サスティナブルとスローの街、バイロンベイで行くべきスポット3選
オーストラリアの生活に根付いているという「スローライフ」の概念。「心配だからどうしよう」と慌てる=ファストではなく、「なんとかなる」とゆっくり=スローに考える。これはなにも自然の中に住む人だけでなく、大都市でも当たり前のマインドなのだという。スローライフが特に定着する街バイロンベイで訪れるべきスポットと、そこに生きる人の思いをお伝えする。

ローカルで作り消費する、最高のサスティナビリティ
バイロンベイのアイコン的農園である「ザ ファーム」。ここでは数百種の野菜の栽培とヤギや牛、豚など数百頭、鶏1400羽の飼育を行い、レストランで提供する料理の素材のほぼ全部を賄っている。足りないものは地元の農家から仕入れ、100%ローカルのものを使って、フードマイレージの削減やローカルコネクションに貢献。
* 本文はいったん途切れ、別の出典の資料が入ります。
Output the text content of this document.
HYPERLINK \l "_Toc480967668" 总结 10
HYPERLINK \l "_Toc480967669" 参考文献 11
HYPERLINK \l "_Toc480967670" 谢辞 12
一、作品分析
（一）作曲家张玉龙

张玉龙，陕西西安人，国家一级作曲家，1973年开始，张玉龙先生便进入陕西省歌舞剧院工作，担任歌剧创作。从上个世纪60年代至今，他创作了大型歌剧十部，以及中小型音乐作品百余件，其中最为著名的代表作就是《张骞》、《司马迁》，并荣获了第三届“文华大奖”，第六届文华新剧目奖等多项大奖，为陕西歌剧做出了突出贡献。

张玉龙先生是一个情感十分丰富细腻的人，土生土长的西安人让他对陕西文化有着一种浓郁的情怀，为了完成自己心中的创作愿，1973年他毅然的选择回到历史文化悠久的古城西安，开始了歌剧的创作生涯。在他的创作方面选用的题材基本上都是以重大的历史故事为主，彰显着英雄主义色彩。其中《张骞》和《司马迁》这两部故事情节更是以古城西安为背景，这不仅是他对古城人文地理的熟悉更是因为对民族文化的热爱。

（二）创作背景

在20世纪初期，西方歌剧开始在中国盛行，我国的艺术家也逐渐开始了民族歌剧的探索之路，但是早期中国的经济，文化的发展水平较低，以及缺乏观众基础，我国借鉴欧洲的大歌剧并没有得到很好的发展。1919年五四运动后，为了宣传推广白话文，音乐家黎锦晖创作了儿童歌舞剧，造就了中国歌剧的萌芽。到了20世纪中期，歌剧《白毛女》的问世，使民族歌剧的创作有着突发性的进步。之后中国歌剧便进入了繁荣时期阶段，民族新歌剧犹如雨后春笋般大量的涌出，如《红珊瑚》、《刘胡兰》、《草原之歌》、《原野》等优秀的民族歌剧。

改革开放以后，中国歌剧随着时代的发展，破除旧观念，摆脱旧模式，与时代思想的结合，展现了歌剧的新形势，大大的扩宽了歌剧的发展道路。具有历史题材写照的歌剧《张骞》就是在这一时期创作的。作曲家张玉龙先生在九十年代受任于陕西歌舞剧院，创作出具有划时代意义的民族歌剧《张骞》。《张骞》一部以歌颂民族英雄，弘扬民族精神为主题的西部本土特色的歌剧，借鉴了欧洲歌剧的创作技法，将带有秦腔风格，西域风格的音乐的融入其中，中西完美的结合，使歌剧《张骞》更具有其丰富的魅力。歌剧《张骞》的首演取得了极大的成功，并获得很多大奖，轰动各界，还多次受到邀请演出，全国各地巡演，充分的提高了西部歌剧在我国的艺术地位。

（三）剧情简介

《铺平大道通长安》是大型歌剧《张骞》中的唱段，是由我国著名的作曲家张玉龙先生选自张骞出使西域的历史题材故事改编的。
もちろん環境保全への取り組みも積極的だ。プラスチックを極力使わず、ワインもボトルではなく樽から直接サーブする。そうすることで、年間2万本近くものボトルの節約につながるそうだ。また定期的にワークショップを行い、子どもたちへの食の啓発活動を実施。食べものがどのように育てられ生産されているかをダイレクトに体験することで、食べることがより楽しくなるのだという。この単純な喜びから、“もっと知りたい”という好奇心や欲求を生み出している。
The Farm Byron Bay

ここでもビジーなことはある。だけど、その質はまったく違う
バイロンベイに自然の中のワイルドな宿泊施設がまだなかった頃、オーナーのジェームスさんが“ないなら自分で作ろう”と建てたのがこちらのホテル。

「木が生い茂って荒れ果てた土地を整備するのは、大変だったけど楽しかったよ。実はここもそれなりに忙しいんだ。だけど“忙しい”の質が違う。都会では人が多く移動したり仕事したりだけど、バイロンベイではおいしいものを食べたり自然の中でコーヒーを飲んだり、庭をケアしたりとか、そういう忙しさ。都会とはまったく違う“スローライフのための忙しさ”だね」
Blackbird

目指していた自由がここで見つかった
友人に誘われてこの街に来たのがきっかけで、こちらのカフェのオーナーになったというショーンさん。彼のスローライフのキーワードは「自由」だという。「ずっと目指していた自由を、バイロンベイで掴むことができた」と話してくれた。
さて、自身を顧みた時、スローライフを送るためのキーワードは容易に見つかるだろうか? もし見つかっていないとしたら、新たな旅に出かけて大勢の人と出会い、それぞれの生き方に触れてみるのも悪くないと思うのだが、どうだろう。